Jobs Report Postponed Due to Shutdown

The monthly jobs report for the Bureau of Labor Statistics will not be released due to not having workers to process it because of the current government shutdown. Only three out of 2,400 employees at the bureau are still working during the government shutdown.

A spokesperson for the Labor Department cited a lapse in funding amidst the shutdown as the reason the report had not be released. A later date of release has still not been scheduled.

Only once prior to this was the jobs report delayed and that also was due to a government shutdown during January of 1996, when the report came out two weeks after its normal release date.

Since the recent recession, the jobs reports is a tool that has become closely watched as an indicator of the health of the economy, with every first Friday each month being nicknamed Jobs Friday.

Independent economists had expected that the new information from the report would keep the unemployment rate the same at 7.3%. They also had predicted that the economy would add approximately 183,000 jobs in September, which would be slightly more than Augusts’ 169,000.

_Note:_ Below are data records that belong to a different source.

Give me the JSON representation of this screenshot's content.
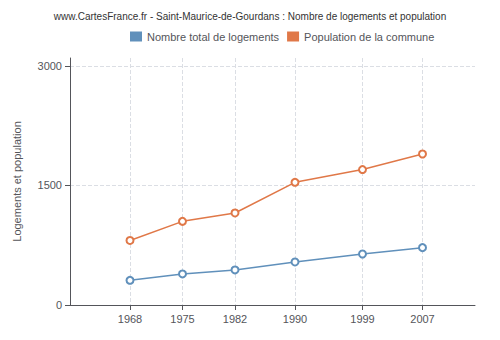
{
  "chart_data": {
    "type": "line",
    "title": "www.CartesFrance.fr - Saint-Maurice-de-Gourdans : Nombre de logements et population",
    "y_label": "Logements et population",
    "x": [
      1968,
      1975,
      1982,
      1990,
      1999,
      2007
    ],
    "series": [
      {
        "name": "Nombre total de logements",
        "color": "#6090bb",
        "values": [
          310,
          390,
          440,
          540,
          640,
          720
        ]
      },
      {
        "name": "Population de la commune",
        "color": "#e07848",
        "values": [
          810,
          1050,
          1155,
          1540,
          1700,
          1895
        ]
      }
    ],
    "xlim": [
      1960,
      2014
    ],
    "xticks": [
      1968,
      1975,
      1982,
      1990,
      1999,
      2007
    ],
    "ylim": [
      0,
      3100
    ],
    "yticks": [
      0,
      1500,
      3000
    ],
    "grid": true,
    "legend": "upper left",
    "marker": "circle"
  }
}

This month, the reports was of greater importance as the U.S. Federal Reserve is monitoring the data to decide when is the best time to taper back its $85 million monthly purchase of bonds.

Even though the data for the jobs reports was collected through surveys taken over three weeks ago, the 3 out of 2,400 employees from the Bureau of Labor Statistics could not complete the report.

The surveys are given out to 145,000 businesses and government agencies as well as 60,000 households, but a staff of economists is needed to compile the final report.

A separate Department of Labor division however had a contingency plan in place to allow for weekly jobless claims information to be released during the government shutdown. That agency, which is the Employment and Training Administration, had only 28 of 1,100 employees working this past week.